De aanleiding: geluidsoverlast
Asham staat op een plein in een kleine gemeente, vlak bij Zwolle. Hij is met vier vrienden, ze staan samen naast zijn auto. Er staan ook andere auto’s. Het is rond 22.45 ’s avonds en de vrienden praten wat met elkaar. De politie komt naar de groep toe en een agent vraagt wie van hen Asham is. Asham antwoordt dat hij dat is, waarna de agenten zeggen dat hij een boete krijgt voor het veroorzaken van geluidsoverlast, door het draaien van harde muziek. Asham is verbaasd en laat zien dat hij zijn autosleutel in zijn hand houdt: “Zo kan ik toch geen geluidsoverlast veroorzaken?” De agenten geven aan dat een collega van hun zag dat Asham eerder wél geluidsoverlast veroorzaakte en schrijven de boete uit.
Vordering om weg te gaan
Hierna escaleert de situatie.
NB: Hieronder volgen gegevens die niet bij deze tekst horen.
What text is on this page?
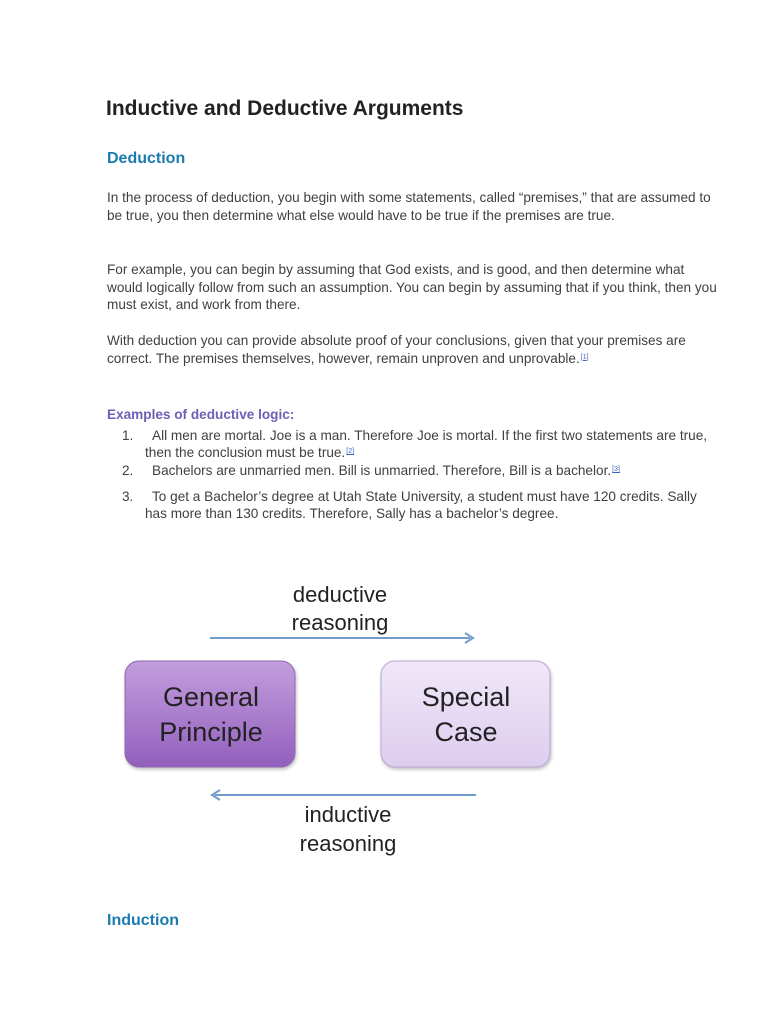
Inductive and Deductive Arguments
Deduction

In the process of deduction, you begin with some statements, called “premises,” that are assumed to be true, you then determine what else would have to be true if the premises are true.

For example, you can begin by assuming that God exists, and is good, and then determine what would logically follow from such an assumption. You can begin by assuming that if you think, then you must exist, and work from there.

With deduction you can provide absolute proof of your conclusions, given that your premises are correct. The premises themselves, however, remain unproven and unprovable.[1]

Examples of deductive logic:

1.	All men are mortal. Joe is a man. Therefore Joe is mortal. If the first two statements are true, then the conclusion must be true.[2]
2.	Bachelors are unmarried men. Bill is unmarried. Therefore, Bill is a bachelor.[3]
3.	To get a Bachelor’s degree at Utah State University, a student must have 120 credits. Sally has more than 130 credits. Therefore, Sally has a bachelor’s degree.
deductive
reasoning
General
Principle
Special
Case
inductive
reasoning
Induction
We baseren ons voor deze beschrijving op videobeelden, een brief van het Openbaar Ministerie en een getuigenis van de vrienden van Asham. De agenten stellen dat Asham “hinderlijk” en “recalcitrant” was en dat hij “opruiende en beledigende opmerkingen” maakte. Hiervan, met name van dat laatste, is geen aangifte gedaan door de agenten. Op de beelden is niet te horen dat Asham opruiend en beledigend is. Uit de getuigenverklaringen van de vrienden blijkt dat ook niet.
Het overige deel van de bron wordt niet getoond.